Coincidentally, this just showed up in the news:
Retired Wilmington street-sweeping machine to be put to work in San Pedro, Belize
By Sam Scott
Staff Writer
Published: Saturday, May 24, 2008 at 10:54 p.m.
Last Modified: Saturday, May 24, 2008 at 11:07 p.m.
This street sweeper will be donated to the city of San Pedro, Belize, a sister city of Wilmington. San Pedro recently got paved streets and the sweeper will perform the country's first ever street sweep. The city will have a street festival to celebrate.
All grime, dust and baked-on chewing gum, the working life of a street-sweeping machine isn't one of glamour. Retirement, though, hasn't been much sexier for the old man among Wilmington's curb cleaners.
Since the fall, the 1999 Athey "Topgun" model sweeper has sat largely forgotten among scores of other municipal vehicles at the city's operations center. Maintaining the aging vehicle had become a growing challenge after the manufacturer's demise forced workers to fabricate parts they could no longer buy.
But what is obsolete to a relatively rich American city might be optimal for a poorer relation. And Wilmington's aging asset may soon be reborn as a small-scale, Central American celebrity - the first street sweeper in Belize.
In March, the Wilmington City Council approved donating the vehicle to San Pedro, an island town on Belize's coast with a population of 8,400, which is also one of Wilmington's four sister cities. Now local officials are waiting for the town to wire $12,000 so they can order and make parts ahead of the arrival of a Belizean mechanic who will learn the ropes before the sweeper's trip south.
"They are going to close Main Street in San Pedro for a street dance celebrating the arrival," said Ed Paul, a local optometrist who is honorary consul to Belize. "The entire country of Belize does not have a street sweeper."
Until recently the country, which is about the size of Massachusetts, hasn't had much need for street-sweeping machines with few paved roads besides highways, Paul said. But two years ago, San Pedro covered its downtown with cobblestones, he said.
Progress, though, came with a problem, Paul said. Wind, runoff, and passers-by coated the newly paved streets with enough dust and sand from surrounding areas that a half dozen city workers had to regularly deploy with brooms and dustpans, said Paul, who resigned as a Wrightsville Beach alderman in 2005 to take the consul position.
He received the honor at the invitation of the former prime minister's wife after years of medical missions to the country. His relationship with the country helped result in the recent sister-city bond between Wilmington and San Pedro, and ultimately to the sweeper's international future.
When leaders from the island town toured Wilmington last June, they grew intrigued by the street sweepers.
"When they saw our street sweepers, they said, 'Hey, a great solution to our problem,'●" said former Sister City Commission Chairman Scott Czechlewski, communications director for the Greater Wilmington Chamber of Commerce.
The visitors asked about help getting one, and the city eventually volunteered the Athey, which was already scheduled to be mothballed.

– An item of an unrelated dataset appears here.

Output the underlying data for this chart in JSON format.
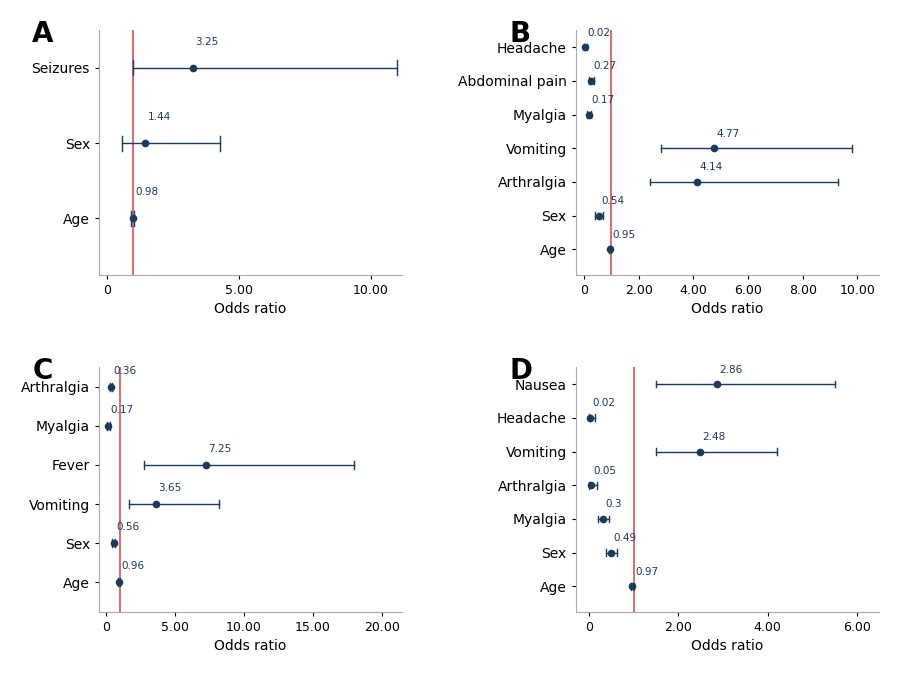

Even with its problems, the sweeper is still a deal for San Pedro, Paul said. Estimated to cost $12,000 to repair and $5,000 to ship, the town would still get a sweeper well below the price of a new model, which can cost more than 10 times that amount.
Still the question is when San Pedro will send the money. Wilmington officials said they are just waiting. Paul expected the funds to come two weeks ago - they didn't. But on Wednesday, he said the town was in the process of sending the money. He is exuberant about the deal.
"This is the absolute perfect example of how sister-city relationships work," Paul said.
Attempts to reach Elsa Paz, mayor of San Pedro, by phone and e-mail were not successful last week.